Furthermore, at the conclusion of LR my son also showed less obvious steps towards reading. He recognised that text represented words and pretended to ‘read’ (as an ex teacher I can confirm that 2ish is very early for this behaviour (though it might seem very late if you go by the kids on this forum!)). He also knew the sounds of several letters, again early if you compare it to averages.

We are now working slowly (and somewhat erratically) through the programs Reading Bear and Your Monster can Read. I am continuing to see progress. He knows the sounds of all is letters and is sometimes guessing words based on their first letter. He recognises a couple of sight words too. I am not pushing it too hard, and I am taking our son’s interest as the barometer for how much explicit reading teaching to do. My priority is that he enjoys reading and the learning process. If he takes longer than many of the kids on this forum I am not worried - it is just who he is.

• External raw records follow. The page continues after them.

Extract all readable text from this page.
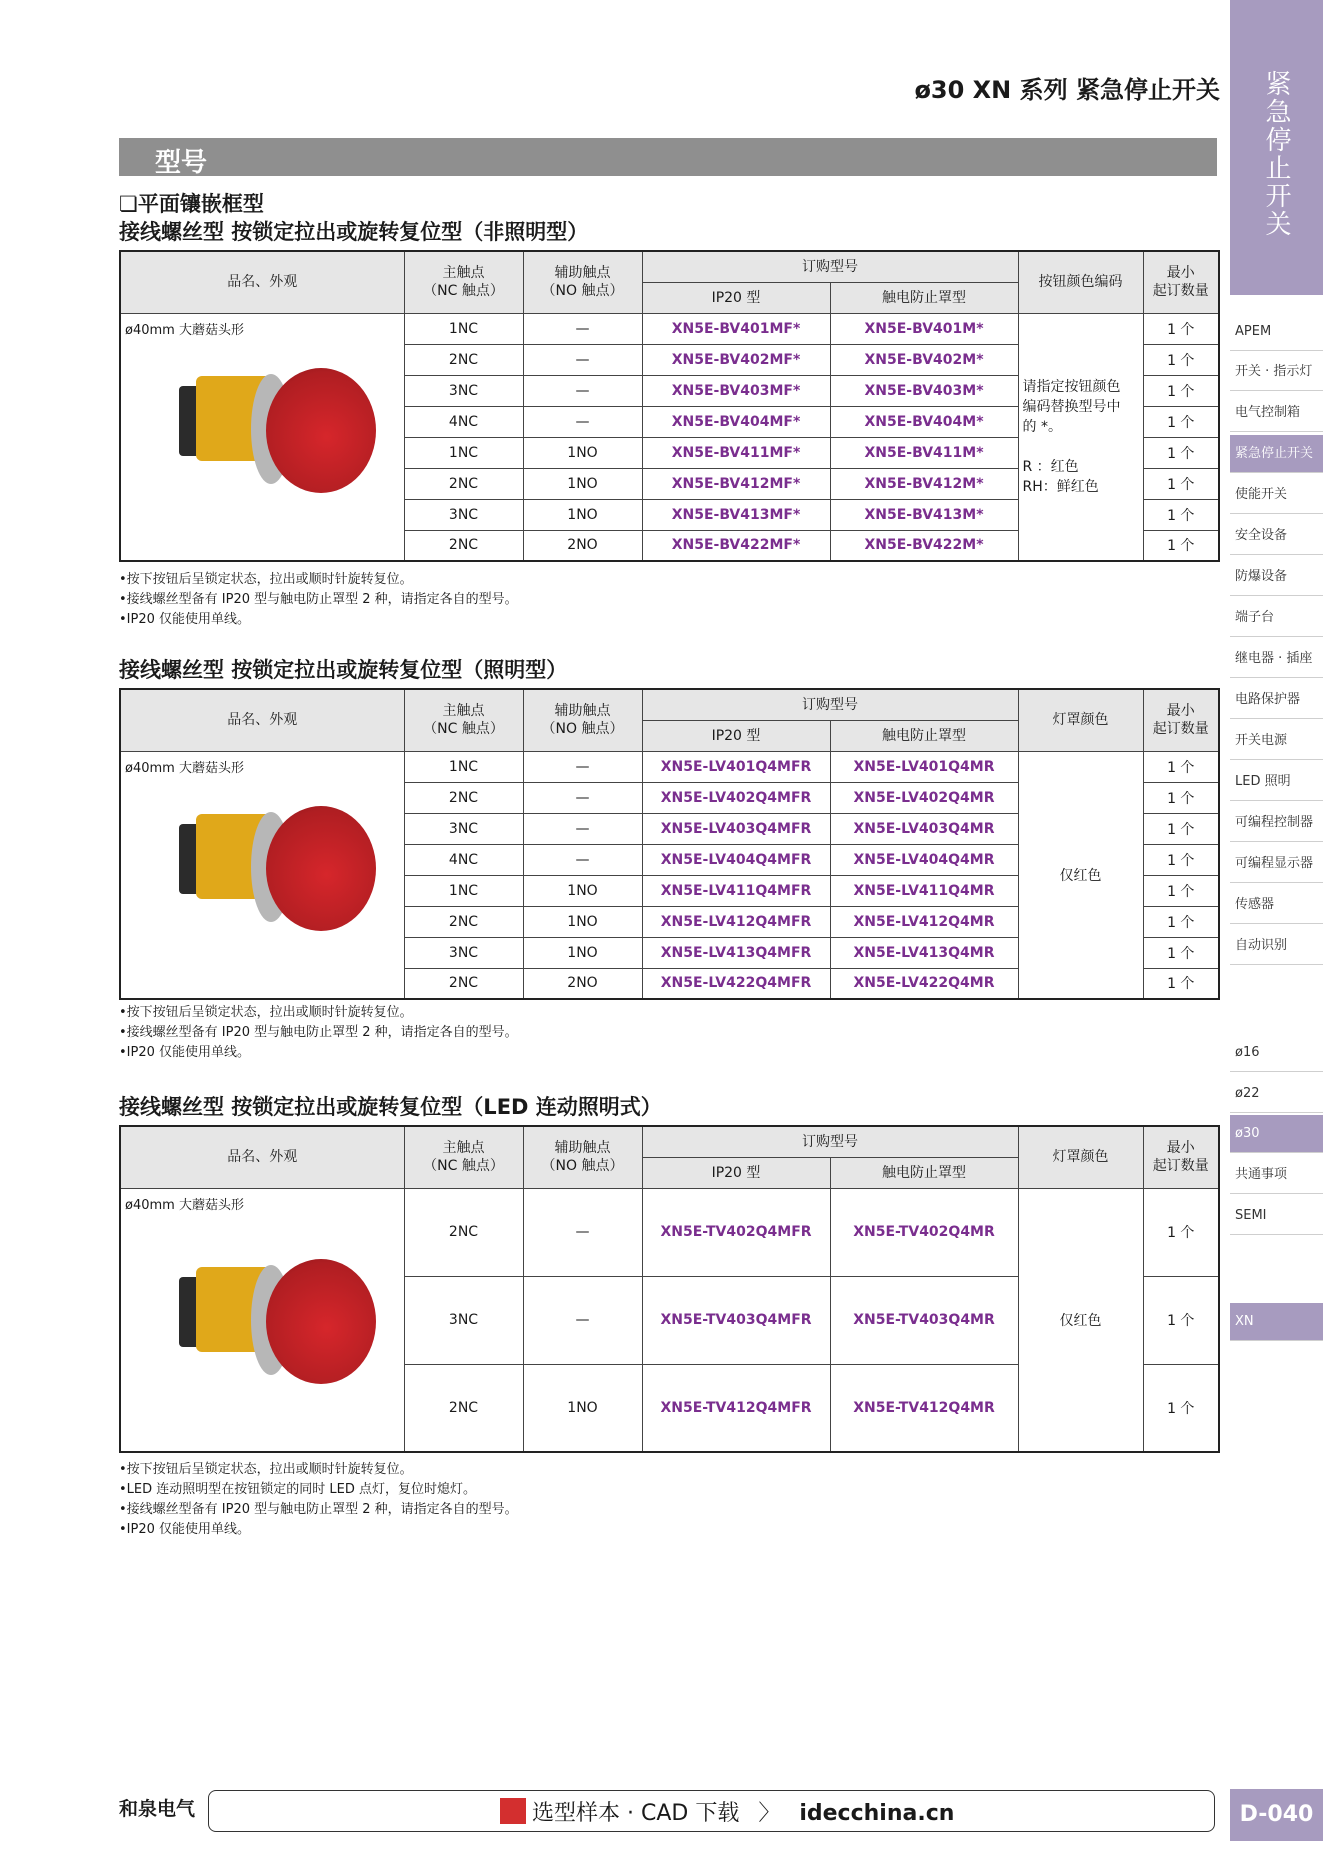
ø30 XN 系列 紧急停止开关
型号
❏平面镶嵌框型
接线螺丝型 按锁定拉出或旋转复位型（非照明型）
品名、外观	主触点
（NC 触点）	辅助触点
（NO 触点）	订购型号		按钮颜色编码	最小
起订数量
			IP20 型	触电防止罩型		

ø40mm 大蘑菇头形	1NC	—	XN5E-BV401MF*	XN5E-BV401M*	请指定按钮颜色
编码替换型号中
的 *。

R ：红色
RH：鲜红色	1 个
	2NC	—	XN5E-BV402MF*	XN5E-BV402M*		1 个
	3NC	—	XN5E-BV403MF*	XN5E-BV403M*		1 个
	4NC	—	XN5E-BV404MF*	XN5E-BV404M*		1 个
	1NC	1NO	XN5E-BV411MF*	XN5E-BV411M*		1 个
	2NC	1NO	XN5E-BV412MF*	XN5E-BV412M*		1 个
	3NC	1NO	XN5E-BV413MF*	XN5E-BV413M*		1 个
	2NC	2NO	XN5E-BV422MF*	XN5E-BV422M*		1 个
•按下按钮后呈锁定状态，拉出或顺时针旋转复位。
•接线螺丝型备有 IP20 型与触电防止罩型 2 种，请指定各自的型号。
•IP20 仅能使用单线。
接线螺丝型 按锁定拉出或旋转复位型（照明型）
品名、外观	主触点
（NC 触点）	辅助触点
（NO 触点）	订购型号		灯罩颜色	最小
起订数量
			IP20 型	触电防止罩型		

ø40mm 大蘑菇头形	1NC	—	XN5E-LV401Q4MFR	XN5E-LV401Q4MR	仅红色	1 个
	2NC	—	XN5E-LV402Q4MFR	XN5E-LV402Q4MR		1 个
	3NC	—	XN5E-LV403Q4MFR	XN5E-LV403Q4MR		1 个
	4NC	—	XN5E-LV404Q4MFR	XN5E-LV404Q4MR		1 个
	1NC	1NO	XN5E-LV411Q4MFR	XN5E-LV411Q4MR		1 个
	2NC	1NO	XN5E-LV412Q4MFR	XN5E-LV412Q4MR		1 个
	3NC	1NO	XN5E-LV413Q4MFR	XN5E-LV413Q4MR		1 个
	2NC	2NO	XN5E-LV422Q4MFR	XN5E-LV422Q4MR		1 个
•按下按钮后呈锁定状态，拉出或顺时针旋转复位。
•接线螺丝型备有 IP20 型与触电防止罩型 2 种，请指定各自的型号。
•IP20 仅能使用单线。
接线螺丝型 按锁定拉出或旋转复位型（LED 连动照明式）
品名、外观	主触点
（NC 触点）	辅助触点
（NO 触点）	订购型号		灯罩颜色	最小
起订数量
			IP20 型	触电防止罩型		

ø40mm 大蘑菇头形	2NC	—	XN5E-TV402Q4MFR	XN5E-TV402Q4MR	仅红色	1 个
	3NC	—	XN5E-TV403Q4MFR	XN5E-TV403Q4MR		1 个
	2NC	1NO	XN5E-TV412Q4MFR	XN5E-TV412Q4MR		1 个
•按下按钮后呈锁定状态，拉出或顺时针旋转复位。
•LED 连动照明型在按钮锁定的同时 LED 点灯，复位时熄灯。
•接线螺丝型备有 IP20 型与触电防止罩型 2 种，请指定各自的型号。
•IP20 仅能使用单线。
紧急停止开关
APEM
开关 · 指示灯
电气控制箱
紧急停止开关
使能开关
安全设备
防爆设备
端子台
继电器 · 插座
电路保护器
开关电源
LED 照明
可编程控制器
可编程显示器
传感器
自动识别
ø16
ø22
ø30
共通事项
SEMI
XN
和泉电气	选型样本 · CAD 下载 〉 idecchina.cn	D-040
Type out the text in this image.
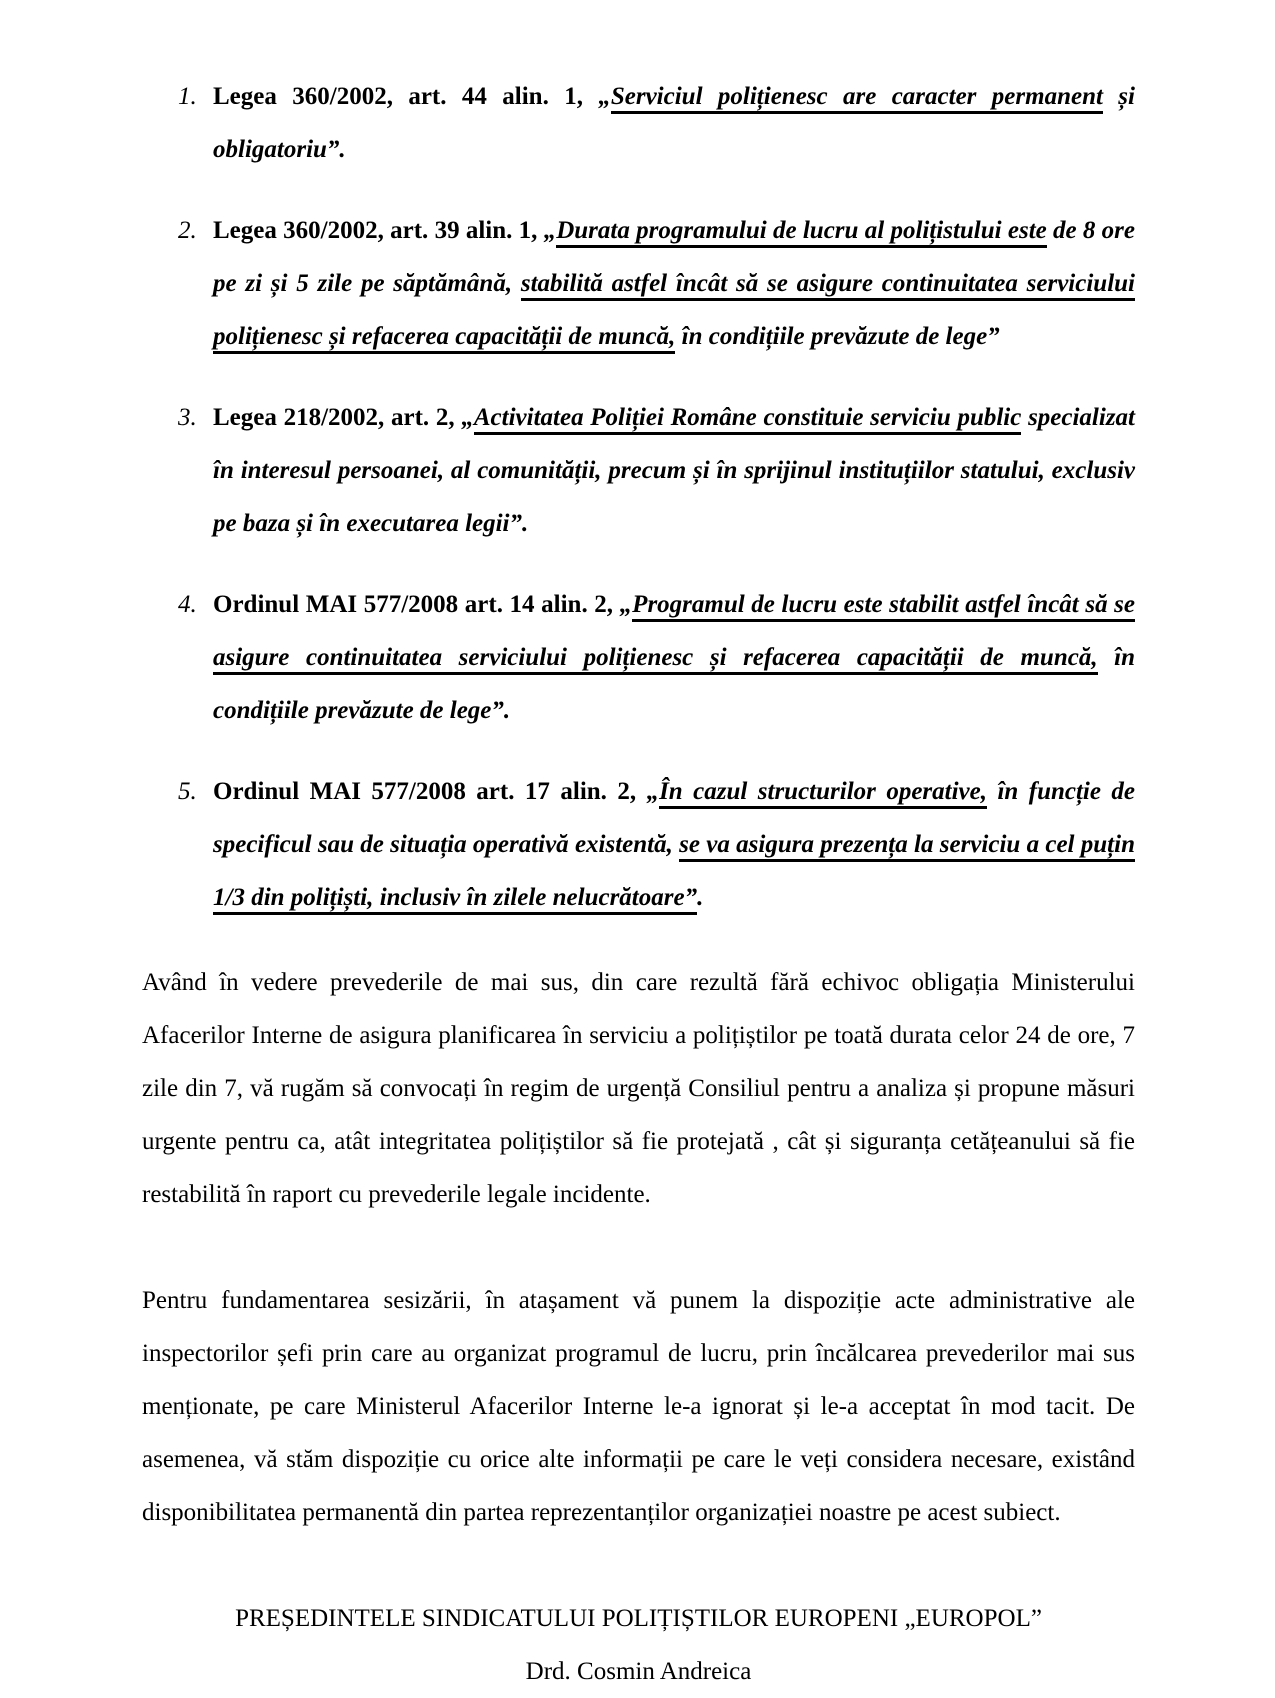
1. Legea 360/2002, art. 44 alin. 1, „Serviciul polițienesc are caracter permanent și obligatoriu”.
2. Legea 360/2002, art. 39 alin. 1, „Durata programului de lucru al polițistului este de 8 ore pe zi și 5 zile pe săptămână, stabilită astfel încât să se asigure continuitatea serviciului polițienesc și refacerea capacității de muncă, în condițiile prevăzute de lege”
3. Legea 218/2002, art. 2, „Activitatea Poliției Române constituie serviciu public specializat în interesul persoanei, al comunității, precum și în sprijinul instituțiilor statului, exclusiv pe baza și în executarea legii”.
4. Ordinul MAI 577/2008 art. 14 alin. 2, „Programul de lucru este stabilit astfel încât să se asigure continuitatea serviciului polițienesc și refacerea capacității de muncă, în condițiile prevăzute de lege”.
5. Ordinul MAI 577/2008 art. 17 alin. 2, „În cazul structurilor operative, în funcție de specificul sau de situația operativă existentă, se va asigura prezența la serviciu a cel puțin 1/3 din polițiști, inclusiv în zilele nelucrătoare”.

Având în vedere prevederile de mai sus, din care rezultă fără echivoc obligația Ministerului Afacerilor Interne de asigura planificarea în serviciu a polițiștilor pe toată durata celor 24 de ore, 7 zile din 7, vă rugăm să convocați în regim de urgență Consiliul pentru a analiza și propune măsuri urgente pentru ca, atât integritatea polițiștilor să fie protejată , cât și siguranța cetățeanului să fie restabilită în raport cu prevederile legale incidente.

Pentru fundamentarea sesizării, în atașament vă punem la dispoziție acte administrative ale inspectorilor șefi prin care au organizat programul de lucru, prin încălcarea prevederilor mai sus menționate, pe care Ministerul Afacerilor Interne le-a ignorat și le-a acceptat în mod tacit. De asemenea, vă stăm dispoziție cu orice alte informații pe care le veți considera necesare, existând disponibilitatea permanentă din partea reprezentanților organizației noastre pe acest subiect.

PREȘEDINTELE SINDICATULUI POLIȚIȘTILOR EUROPENI „EUROPOL”
Drd. Cosmin Andreica
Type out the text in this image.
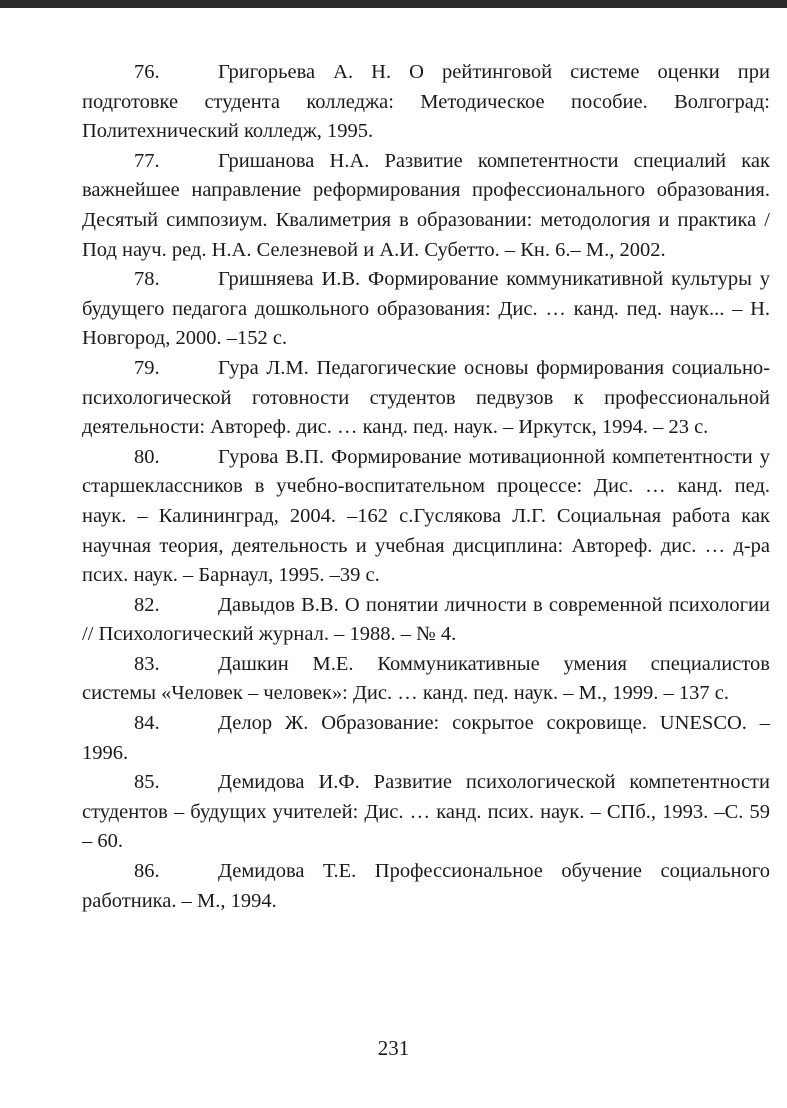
76.	Григорьева А. Н. О рейтинговой системе оценки при подготовке студента колледжа: Методическое пособие. Волгоград: Политехнический колледж, 1995.

77.	Гришанова Н.А. Развитие компетентности специалий как важнейшее направление реформирования профессионального образования. Десятый симпозиум. Квалиметрия в образовании: методология и практика / Под науч. ред. Н.А. Селезневой и А.И. Субетто. – Кн. 6.– М., 2002.

78.	Гришняева И.В. Формирование коммуникативной культуры у будущего педагога дошкольного образования: Дис. … канд. пед. наук... – Н. Новгород, 2000. –152 с.

79.	Гура Л.М. Педагогические основы формирования социально-психологической готовности студентов педвузов к профессиональной деятельности: Автореф. дис. … канд. пед. наук. – Иркутск, 1994. – 23 с.

80.	Гурова В.П. Формирование мотивационной компетентности у старшеклассников в учебно-воспитательном процессе: Дис. … канд. пед. наук. – Калининград, 2004. –162 с.Гуслякова Л.Г. Социальная работа как научная теория, деятельность и учебная дисциплина: Автореф. дис. … д-ра псих. наук. – Барнаул, 1995. –39 с.

82.	Давыдов В.В. О понятии личности в современной психологии // Психологический журнал. – 1988. – № 4.

83.	Дашкин М.Е. Коммуникативные умения специалистов системы «Человек – человек»: Дис. … канд. пед. наук. – М., 1999. – 137 с.

84.	Делор Ж. Образование: сокрытое сокровище. UNESCO. – 1996.

85.	Демидова И.Ф. Развитие психологической компетентности студентов – будущих учителей: Дис. … канд. псих. наук. – СПб., 1993. –С. 59 – 60.

86.	Демидова Т.Е. Профессиональное обучение социального работника. – М., 1994.

231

I am also a great believer in latent learning. It might appear nothing is happening now, but when your child does start to read, it will probably be at a much faster rate than would otherwise be the case had she not been exposed to LR.

Lower your expectations and enjoy the process! You might be surprised about what your daughter is actually learning if you let go of what you think she should be learning.

And re the lack of interest, my son went through a period like that. It lasted about a month. I found a strict routine helped (every night at 6pm whether he watched 1 minute of it or we got through the whole thing), presenting it on a large T.V. and letting him move around (even if he did not focus completely) and being very animated & active when reinforcing words. Eventually he accepted the routine and within a couple of months he loved it. He often requests it now even though we have finished the program.

my son has little interest … he doesn’t like to sit in front of PC… how can i transfer into ipad or my other laptop? he is already 29 months and not talking …please help :confused: Big thanks for your help…

There are a couple of things that you can do.

*Always use subtitles when watching anything.

*Always follow the words with your fingers when reading.

  • Get books for the child’s specific interests. The book will make a difference in how engaged the child is during reading. I made a list of the books that my children enjoy from the library here, denverunschoolers.weebly.com/books.html

*Visit the library once a week and let your child pick the books they want with their own library card, ask the librarian for help finding and check them out by themselves. Being in charge and using the checkout is something that they will look forward to. When we’re busy, we still get books on the hold shelf rather than go inside. Going to a book store is a good change of environment and you can use it to discover new authors without buying anything.